The oil ministry’s Petroleum Planning and Analysis Cell (PPAC) estimates that LPG coverage in India (the proportion of households with an LPG connection) has increased from 56% in 2015 to 90% in 2019.

And of the 79 million poor customers with LPG connections, 76% are PMUY beneficiaries. According to these estimates, several states such as Maharashtra and Rajasthan, are already nearing 100% LPG coverage. The distribution network has also expanded significantly with nearly 9,000 new distributors added over the last five years, according to PPAC data (charts 2a and 2b).

However, these figures can be misleading. In a 2018 Economic and Political Weekly paper, Ashwini Dabadge and others point to the PPAC’s use of population projections to estimate the current number of households as problematic and suggest that 100% coverage could simply mean that LPG is being diverted for other purposes. They also highlight issues in identifying poor households eligible for the scheme and suggest that oil marketing companies have diluted the beneficiary identification process to meet aggressive targets.

But even with these caveats, external data reveals PMUY removing barriers and improving poor households’ access to LPG.

For instance, in the ACCESS survey of over 9,000 households in rural Bihar, Chhattisgarh, Jharkhand, Madhya Pradesh, Uttar Pradesh and West Bengal, Abhishek Jain and others of the Council of Energy, Electricity and Water find 43% of all the new LPG connections in the six states (between 2015 and 2018) came through PMUY.

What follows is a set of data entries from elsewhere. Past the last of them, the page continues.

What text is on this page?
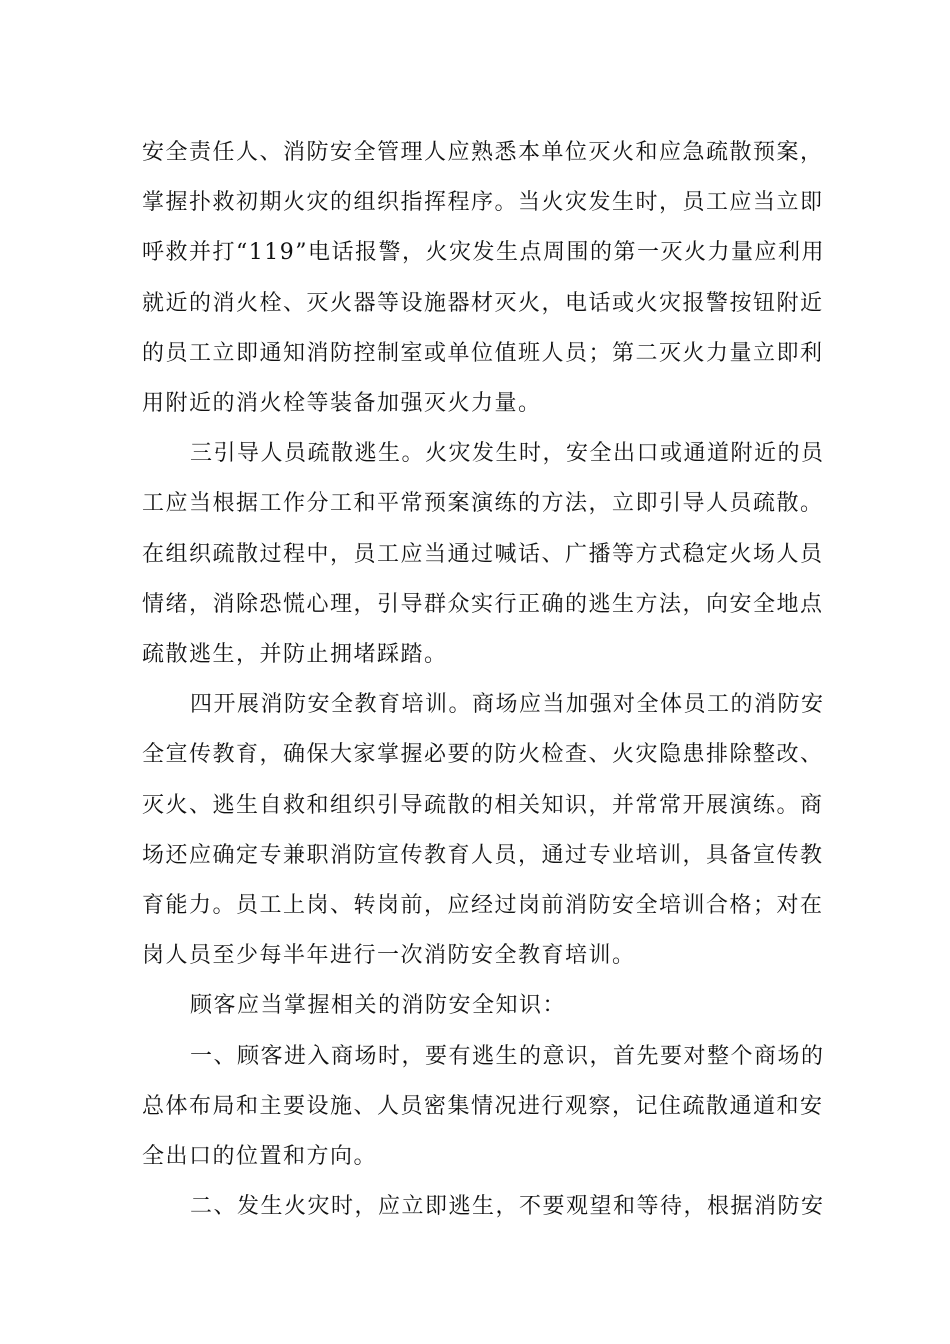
安全责任人、消防安全管理人应熟悉本单位灭火和应急疏散预案，
掌握扑救初期火灾的组织指挥程序。当火灾发生时，员工应当立即
呼救并打“119”电话报警，火灾发生点周围的第一灭火力量应利用
就近的消火栓、灭火器等设施器材灭火，电话或火灾报警按钮附近
的员工立即通知消防控制室或单位值班人员；第二灭火力量立即利
用附近的消火栓等装备加强灭火力量。

三引导人员疏散逃生。火灾发生时，安全出口或通道附近的员
工应当根据工作分工和平常预案演练的方法，立即引导人员疏散。
在组织疏散过程中，员工应当通过喊话、广播等方式稳定火场人员
情绪，消除恐慌心理，引导群众实行正确的逃生方法，向安全地点
疏散逃生，并防止拥堵踩踏。

四开展消防安全教育培训。商场应当加强对全体员工的消防安
全宣传教育，确保大家掌握必要的防火检查、火灾隐患排除整改、
灭火、逃生自救和组织引导疏散的相关知识，并常常开展演练。商
场还应确定专兼职消防宣传教育人员，通过专业培训，具备宣传教
育能力。员工上岗、转岗前，应经过岗前消防安全培训合格；对在
岗人员至少每半年进行一次消防安全教育培训。

顾客应当掌握相关的消防安全知识：

一、顾客进入商场时，要有逃生的意识，首先要对整个商场的
总体布局和主要设施、人员密集情况进行观察，记住疏散通道和安
全出口的位置和方向。

二、发生火灾时，应立即逃生，不要观望和等待，根据消防安
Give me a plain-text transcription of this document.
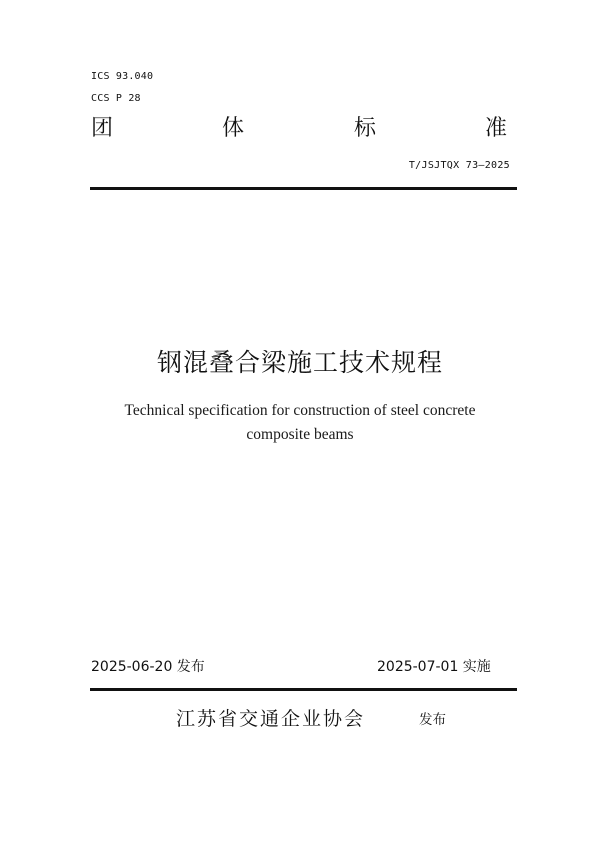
ICS 93.040
CCS P 28
团	体	标	准
T/JSJTQX 73—2025
钢混叠合梁施工技术规程
Technical specification for construction of steel concrete composite beams
2025-06-20 发布	2025-07-01 实施
江苏省交通企业协会	发布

Equity of access has also improved. In the six states, more scheduled caste households (45% in 2018 from 12% in 2015) and more scheduled tribe households (32% from 8%) had access to LPG (charts 3a and 3b). More LPG connections though are only the first step to healthier cooking. To reap LPG’s health benefits, households still need to use LPG as their primary cooking fuel - and that remains an enduring challenge in rural India and for PMUY. The ACCESS survey shows that of the households who use LPG as a primary fuel, only 24% are PMUY beneficiaries. Similarly, an earlier survey from MicroSave, a consultancy, revealed that in Chhattisgarh, Madhya Pradesh and Uttar Pradesh, 81% of surveyed PMUY beneficiaries still use solid fuel for cooking a meal a day and only 16% had shifted to LPG completely.

The biggest reason for the lack of sustained LPG use is the cost of refills. In the ACCESS survey, almost all (92%) the rural households who do not use LPG as the primary fuel were constrained by the cost of recurring refills. Rural households also have the alternative option of readily available, free biomass which makes LPG less attractive—especially when distributors are distant and there is limited home delivery of cylinders in rural areas.

Another factor could be intra-household decision-making in rural India. While PMUY was designed to empower women by providing the connection in the women’s name, refill decisions are still predominantly made by men.

For instance, the ACCESS survey found that within households with LPG, more than two-third reported that a male member of the household decided when to order a refill.

Sustained LPG usage will depend on tackling these barriers which PMUY, despite bringing LPG to more rural poor households, is yet to do. For the next government seeking to resolve India’s cooking-induced health crisis, this will be the challenge.

This is the sixth of a 12-part report card series on NDA-II.